An undervalued currency enables an economy to integrate into the world economy on the basis of strong export performance. It stimulates production (and hence employment), unlike overvaluation, which stimulates consumption.
So what should policymakers do? First, it is important to realize that a strong and overly volatile currency is not just the central bank's problem to fix. While the central bank bears a good part of the responsibility, it needs support from other parts of the government, most notably from the finance ministry. Maintaining a competitive currency requires a rise in domestic saving relative to investment, or a reduction in national expenditure relative to income. Otherwise, the competitiveness gains would be offset by rising inflation.
This means that the fiscal authorities have a big responsibility: to target a structural fiscal surplus that is high enough to generate the space needed for real exchange rate depreciation. This may not be popular, especially in an economic downturn. But no one has the right to complain about the central bank's "high-interest rate, appreciated currency" policy when fiscal policy remains too lax for interest rates to be reduced without risking price stability.
There are other instruments available for increasing domestic saving and reducing consumption besides the fiscal balance. Government policies can target private saving directly, by creating incentives for saving through appropriate tax and pension policies.
Even more importantly, policies can discourage foreign-borrowing-led consumption booms by taxing capital inflows (Chilean-style) or increasing financial intermediaries' liquidity requirements. There is little to be gained from letting hot money flow into an economy freely.
With such policies in place, the comfort zone for central banks is enlarged sufficiently to loosen monetary policy. Equally important, the central bank needs to signal to the public that it now cares about the real exchange rate, because it is important to exports, jobs, and sustainable growth.
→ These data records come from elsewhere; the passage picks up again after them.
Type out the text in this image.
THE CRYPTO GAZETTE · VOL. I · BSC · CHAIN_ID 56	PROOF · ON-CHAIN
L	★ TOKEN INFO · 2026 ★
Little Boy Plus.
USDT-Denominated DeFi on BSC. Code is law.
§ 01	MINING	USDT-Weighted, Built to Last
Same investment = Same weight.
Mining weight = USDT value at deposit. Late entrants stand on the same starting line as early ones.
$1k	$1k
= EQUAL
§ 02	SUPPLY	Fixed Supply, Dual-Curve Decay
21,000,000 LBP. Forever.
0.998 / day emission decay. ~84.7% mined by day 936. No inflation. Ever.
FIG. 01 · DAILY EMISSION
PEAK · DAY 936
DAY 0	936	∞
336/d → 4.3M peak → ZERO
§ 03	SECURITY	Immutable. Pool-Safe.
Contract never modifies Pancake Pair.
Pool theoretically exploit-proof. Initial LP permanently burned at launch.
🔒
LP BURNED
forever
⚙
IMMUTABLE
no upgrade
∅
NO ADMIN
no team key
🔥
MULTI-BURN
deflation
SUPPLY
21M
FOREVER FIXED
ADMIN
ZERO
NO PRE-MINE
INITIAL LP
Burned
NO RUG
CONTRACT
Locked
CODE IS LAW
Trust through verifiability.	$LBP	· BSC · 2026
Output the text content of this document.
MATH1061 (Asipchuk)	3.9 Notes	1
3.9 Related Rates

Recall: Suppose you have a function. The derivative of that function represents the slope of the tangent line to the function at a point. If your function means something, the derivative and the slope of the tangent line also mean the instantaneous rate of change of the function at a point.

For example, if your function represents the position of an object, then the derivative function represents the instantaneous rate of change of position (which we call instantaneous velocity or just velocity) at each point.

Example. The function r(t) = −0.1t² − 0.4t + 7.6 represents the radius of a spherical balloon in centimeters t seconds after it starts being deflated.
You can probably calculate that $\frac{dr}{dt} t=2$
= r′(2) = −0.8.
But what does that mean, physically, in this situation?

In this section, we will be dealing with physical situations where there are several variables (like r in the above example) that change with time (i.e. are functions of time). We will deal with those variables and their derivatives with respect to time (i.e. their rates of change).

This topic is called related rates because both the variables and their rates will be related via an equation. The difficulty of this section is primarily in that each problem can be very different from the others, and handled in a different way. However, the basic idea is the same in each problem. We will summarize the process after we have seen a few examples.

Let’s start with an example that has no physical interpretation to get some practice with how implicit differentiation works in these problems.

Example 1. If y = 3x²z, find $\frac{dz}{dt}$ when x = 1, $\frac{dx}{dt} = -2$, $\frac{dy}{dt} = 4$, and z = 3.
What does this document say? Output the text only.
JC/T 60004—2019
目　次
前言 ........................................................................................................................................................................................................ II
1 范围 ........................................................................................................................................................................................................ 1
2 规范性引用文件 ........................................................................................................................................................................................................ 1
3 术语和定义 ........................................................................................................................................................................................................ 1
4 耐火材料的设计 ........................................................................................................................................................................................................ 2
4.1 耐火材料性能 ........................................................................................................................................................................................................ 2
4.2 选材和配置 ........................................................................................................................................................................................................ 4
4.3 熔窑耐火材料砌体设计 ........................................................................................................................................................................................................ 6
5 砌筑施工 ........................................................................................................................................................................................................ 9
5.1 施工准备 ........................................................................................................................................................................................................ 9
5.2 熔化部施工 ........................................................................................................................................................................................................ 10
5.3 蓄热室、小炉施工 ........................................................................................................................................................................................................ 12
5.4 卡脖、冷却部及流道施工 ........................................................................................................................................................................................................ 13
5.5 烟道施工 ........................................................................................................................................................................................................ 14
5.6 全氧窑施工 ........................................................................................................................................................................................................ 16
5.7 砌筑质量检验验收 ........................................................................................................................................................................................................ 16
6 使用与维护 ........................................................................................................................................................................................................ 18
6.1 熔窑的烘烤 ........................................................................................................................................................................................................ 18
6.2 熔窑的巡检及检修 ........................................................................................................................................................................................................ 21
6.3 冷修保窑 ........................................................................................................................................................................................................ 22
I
This can be done without announcing a specific target level for the exchange rate. There is huge room to maneuver between the extremes of targeting a specific level of the real exchange rate and disowning any interest in the real exchange rate.
The central bank does need to have a view, updated over time, about the exchange rate's appropriate range, and it should signal when it thinks the currency is moving in the wrong direction.
Once the monetary rules of the game incorporate the real exchange rate, and assuming that fiscal policy remains supportive, investors can look forward to a less volatile and more competitive currency. This will mean more investment in tradable industries, more employment overall, and faster growth.
You will know you have succeeded when the US Treasury secretary knocks on your door saying that you are guilty of manipulating your currency.
Dani Rodrik is professor of political economy at Harvard University's John F. Kennedy School of Government.